Our overall permanent rate of hypoparathyroidism was 3%. Most of the literature is at 6%. Why a third of these had symptoms may be a result of direct rather than open-ended questioning. There may have been some people who may have not had significant symptoms if you didn't ask them about their symptoms.
The other option of treating all patients with calcium was how I managed patients prior to utilizing the intraoperative PTH assay. However, patients who have undetectable PTH levels will require vitamin D in addition to the calcium. By obtaining intraoperative PTH levels, we were able to select out those patients that are going to need vitamin D.
For utilizing the PTH during parathyroid surgery and thyroid surgery, I have not done that because most of the parathyroid surgery is done minimally invasive. By doing it minimally invasive, you may or may not find a thyroid nodule. Occasionally you may have a patient with both thyroid and parathyroid pathology, but I have not had extensive experience using the PTH intraoperatively for those patients.
In terms of days of hospitalization, if the PTH is less than 10 pg/mL, this has not increased the length of hospitalization. It has mainly allowed us to predict which patients are going to need vitamin D so that we can start their calcium and vitamin D supplementation immediately rather than waiting until they have symptoms.
Dr Angelos had addressed the additional cost, which was about $60 with that assay. It does allow for early discharge because these patients can be prospectively treated. Our practice is not changed in the operating room because most of our PTH values are obtained in the recovery room, but even if they weren't, our clinical practice would still the same. If there is a parathyroid that is questionable, it is autotransplanted rather than trying to judge its viability bases on a low PTH level. Even if the PTH level is low, it can not predict that your parathyroid is not going to gain back its function. A parathyroid gland is probably more likely to gain function if it is left in situ rather than autotransplanted.

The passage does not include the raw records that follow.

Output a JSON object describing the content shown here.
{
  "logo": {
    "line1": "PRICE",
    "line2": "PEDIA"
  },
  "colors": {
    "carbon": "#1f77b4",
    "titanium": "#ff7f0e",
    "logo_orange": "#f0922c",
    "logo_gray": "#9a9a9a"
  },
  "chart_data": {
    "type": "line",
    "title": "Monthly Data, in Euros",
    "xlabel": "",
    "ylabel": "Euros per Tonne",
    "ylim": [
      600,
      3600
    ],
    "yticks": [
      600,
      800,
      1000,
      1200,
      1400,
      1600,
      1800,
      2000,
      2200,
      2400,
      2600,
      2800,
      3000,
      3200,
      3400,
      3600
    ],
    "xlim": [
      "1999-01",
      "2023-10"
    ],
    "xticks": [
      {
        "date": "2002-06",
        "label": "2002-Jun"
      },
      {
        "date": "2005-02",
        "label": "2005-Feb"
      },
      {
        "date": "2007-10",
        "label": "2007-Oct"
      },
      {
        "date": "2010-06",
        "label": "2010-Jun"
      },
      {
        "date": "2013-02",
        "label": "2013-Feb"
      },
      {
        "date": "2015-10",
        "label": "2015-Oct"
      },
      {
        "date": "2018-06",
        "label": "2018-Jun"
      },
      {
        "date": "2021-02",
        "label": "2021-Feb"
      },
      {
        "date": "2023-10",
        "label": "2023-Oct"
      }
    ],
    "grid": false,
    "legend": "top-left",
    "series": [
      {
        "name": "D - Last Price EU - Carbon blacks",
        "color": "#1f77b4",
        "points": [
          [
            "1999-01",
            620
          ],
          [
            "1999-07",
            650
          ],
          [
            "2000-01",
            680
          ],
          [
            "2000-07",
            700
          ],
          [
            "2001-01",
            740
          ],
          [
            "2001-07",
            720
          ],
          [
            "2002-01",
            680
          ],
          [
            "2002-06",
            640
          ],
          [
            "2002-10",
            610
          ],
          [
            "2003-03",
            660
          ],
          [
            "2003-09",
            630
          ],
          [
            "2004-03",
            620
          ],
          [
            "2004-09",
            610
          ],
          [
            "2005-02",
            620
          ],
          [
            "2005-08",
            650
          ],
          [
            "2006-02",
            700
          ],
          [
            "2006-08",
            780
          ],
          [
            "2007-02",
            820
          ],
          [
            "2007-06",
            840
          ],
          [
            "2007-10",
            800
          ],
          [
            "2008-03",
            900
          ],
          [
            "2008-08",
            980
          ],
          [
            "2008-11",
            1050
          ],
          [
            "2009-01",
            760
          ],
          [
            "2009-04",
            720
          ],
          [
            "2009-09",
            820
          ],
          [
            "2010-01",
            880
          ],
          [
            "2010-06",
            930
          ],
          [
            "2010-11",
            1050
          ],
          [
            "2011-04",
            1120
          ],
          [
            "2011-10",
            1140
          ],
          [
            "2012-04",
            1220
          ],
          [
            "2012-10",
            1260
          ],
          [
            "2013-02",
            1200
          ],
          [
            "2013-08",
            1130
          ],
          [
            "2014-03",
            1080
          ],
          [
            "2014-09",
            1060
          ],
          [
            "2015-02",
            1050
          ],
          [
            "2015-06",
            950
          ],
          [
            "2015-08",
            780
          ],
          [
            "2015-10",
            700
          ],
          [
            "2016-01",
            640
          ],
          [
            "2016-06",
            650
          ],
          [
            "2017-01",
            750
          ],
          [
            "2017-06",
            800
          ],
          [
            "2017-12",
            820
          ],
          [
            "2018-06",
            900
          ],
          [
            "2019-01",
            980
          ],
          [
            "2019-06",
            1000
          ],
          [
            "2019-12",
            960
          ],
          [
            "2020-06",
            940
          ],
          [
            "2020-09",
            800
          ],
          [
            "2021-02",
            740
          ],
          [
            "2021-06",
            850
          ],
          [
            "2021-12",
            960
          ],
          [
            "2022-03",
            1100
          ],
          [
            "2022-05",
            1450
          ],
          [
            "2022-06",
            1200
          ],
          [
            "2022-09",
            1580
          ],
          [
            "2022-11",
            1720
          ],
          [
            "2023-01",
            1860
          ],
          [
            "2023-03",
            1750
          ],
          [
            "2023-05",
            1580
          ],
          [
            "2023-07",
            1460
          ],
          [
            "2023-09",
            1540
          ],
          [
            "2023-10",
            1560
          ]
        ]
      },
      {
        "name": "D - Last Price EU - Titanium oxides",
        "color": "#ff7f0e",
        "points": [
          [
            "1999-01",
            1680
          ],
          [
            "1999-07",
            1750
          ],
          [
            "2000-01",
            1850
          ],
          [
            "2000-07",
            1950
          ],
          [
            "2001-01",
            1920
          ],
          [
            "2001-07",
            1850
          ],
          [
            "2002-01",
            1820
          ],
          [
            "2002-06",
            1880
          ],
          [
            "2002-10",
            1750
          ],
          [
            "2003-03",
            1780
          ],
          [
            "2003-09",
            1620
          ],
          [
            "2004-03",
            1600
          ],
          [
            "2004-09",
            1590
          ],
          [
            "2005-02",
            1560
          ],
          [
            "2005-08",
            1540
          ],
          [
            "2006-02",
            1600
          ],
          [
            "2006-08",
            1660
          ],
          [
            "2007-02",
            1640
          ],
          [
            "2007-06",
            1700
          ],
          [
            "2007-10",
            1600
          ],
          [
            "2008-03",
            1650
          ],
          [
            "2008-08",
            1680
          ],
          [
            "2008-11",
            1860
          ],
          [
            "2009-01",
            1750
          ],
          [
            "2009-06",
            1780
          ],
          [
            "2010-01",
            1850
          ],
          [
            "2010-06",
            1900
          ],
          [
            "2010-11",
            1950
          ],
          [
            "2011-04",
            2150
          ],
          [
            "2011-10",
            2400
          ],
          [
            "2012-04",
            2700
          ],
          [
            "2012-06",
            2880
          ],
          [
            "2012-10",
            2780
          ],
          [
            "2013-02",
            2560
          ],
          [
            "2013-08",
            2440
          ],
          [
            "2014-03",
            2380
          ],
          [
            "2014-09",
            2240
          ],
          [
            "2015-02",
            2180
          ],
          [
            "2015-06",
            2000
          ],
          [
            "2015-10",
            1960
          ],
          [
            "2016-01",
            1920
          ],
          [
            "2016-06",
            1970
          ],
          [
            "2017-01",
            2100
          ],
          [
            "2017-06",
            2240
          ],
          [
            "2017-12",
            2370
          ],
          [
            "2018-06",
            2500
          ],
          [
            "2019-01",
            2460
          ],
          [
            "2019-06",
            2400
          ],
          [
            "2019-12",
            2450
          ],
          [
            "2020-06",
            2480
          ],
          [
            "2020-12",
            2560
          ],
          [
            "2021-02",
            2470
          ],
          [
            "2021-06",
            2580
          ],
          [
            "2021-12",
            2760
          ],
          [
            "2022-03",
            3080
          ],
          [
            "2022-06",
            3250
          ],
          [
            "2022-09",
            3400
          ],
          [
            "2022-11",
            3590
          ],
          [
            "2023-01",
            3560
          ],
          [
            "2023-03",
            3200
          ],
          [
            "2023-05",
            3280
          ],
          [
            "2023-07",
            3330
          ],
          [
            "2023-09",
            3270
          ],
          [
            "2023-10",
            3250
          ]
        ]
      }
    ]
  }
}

Dr Angelos, we referenced your paper on the utilization of ionized calcium levels in our manuscript. The downside of this method is that there is a delay in identifying which patients are going to have low calcium levels. The IOPTH gives you a quicker heads up on the game rather than waiting until the patient may develop symptoms. The other paper that you discussed measured serial calcium levels at approximately 8 hours, 12 hours, and 24 hours and then following the curve. But again, these methods define patients at risk but are not as predictive as the IOPTH.